Rising interest rates, coupled with the fact that almost everyone either bought or refinanced their homes at historically low interest rates, are adding another layer of complexity for divorcing couples. Rents have also increased dramatically leaving one or both couples with the problem of not being able to afford rent and not wanting to lose an affordable home due to the low, affordable interest rate on the mortgage.
Can your home mortgage be assumed? A “qualified assumption” is when a purchaser (one spouse) agrees to take responsibility for both the payments and the terms of the mortgage loan. In this scenario, a new mortgage contract will then be created that releases the seller (the other spouse) from all mortgage loan obligations.
Where can you find if your mortgage is assumable? Check the closing disclosure and the mortgage note. An assumption is not allowed if there is subordinate financing in place, such as a HELOC. In addition, the spouse who wants to assume the loan still must qualify.

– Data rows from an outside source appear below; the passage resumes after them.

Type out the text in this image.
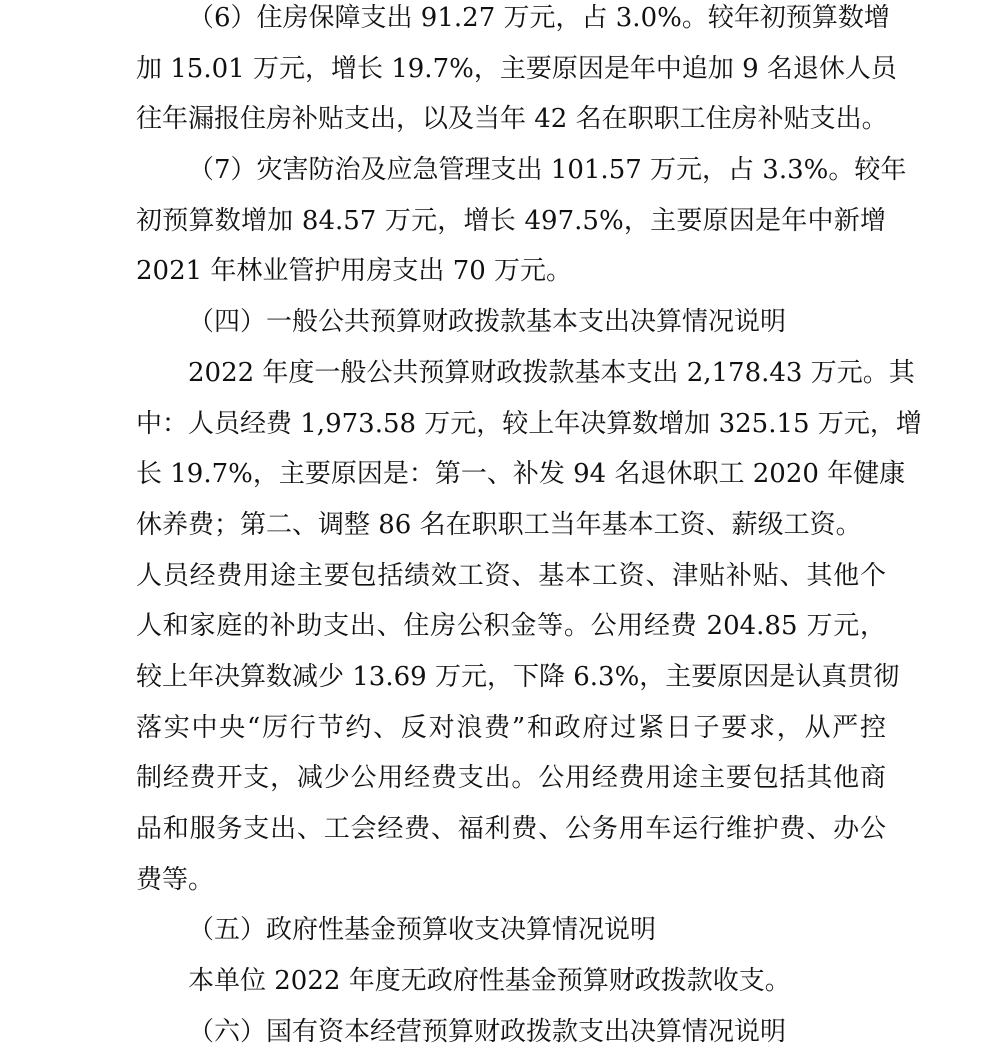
（6）住房保障支出 91.27 万元，占 3.0%。较年初预算数增
加 15.01 万元，增长 19.7%，主要原因是年中追加 9 名退休人员
往年漏报住房补贴支出，以及当年 42 名在职职工住房补贴支出。
（7）灾害防治及应急管理支出 101.57 万元，占 3.3%。较年
初预算数增加 84.57 万元，增长 497.5%，主要原因是年中新增
2021 年林业管护用房支出 70 万元。
（四）一般公共预算财政拨款基本支出决算情况说明
2022 年度一般公共预算财政拨款基本支出 2,178.43 万元。其
中：人员经费 1,973.58 万元，较上年决算数增加 325.15 万元，增
长 19.7%，主要原因是：第一、补发 94 名退休职工 2020 年健康
休养费；第二、调整 86 名在职职工当年基本工资、薪级工资。
人员经费用途主要包括绩效工资、基本工资、津贴补贴、其他个
人和家庭的补助支出、住房公积金等。公用经费 204.85 万元，
较上年决算数减少 13.69 万元，下降 6.3%，主要原因是认真贯彻
落实中央“厉行节约、反对浪费”和政府过紧日子要求，从严控
制经费开支，减少公用经费支出。公用经费用途主要包括其他商
品和服务支出、工会经费、福利费、公务用车运行维护费、办公
费等。
（五）政府性基金预算收支决算情况说明
本单位 2022 年度无政府性基金预算财政拨款收支。
（六）国有资本经营预算财政拨款支出决算情况说明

Currently, most banks will not allow assumptions of their loans. The main reason is because they do not want to hold a mortgage on their books for the next 30 years at those historically low rates. It’s business. However, it never hurts to ask. Beware though that sometimes the mortgage holder will say it’s possible only to bait and switch to a higher rate.
The good news is that FHA, VA, and USDA loans are typically assumable loans. Be aware though that a VA loan attaches to the service member so if the spouse assuming the loan is not a veteran with sufficient VA home loan entitlement, the veteran’s entitlement will stay attached to the existing VA home loan until it is paid in full, possibly limiting the veteran’s options on future VA home financing.
Assuming any loan can take time, so this is something that should be investigated and addressed early in the divorce process so that it is known if this option is eliminated or, if it is possible, what steps need to be taken to assume the loan as soon as possible.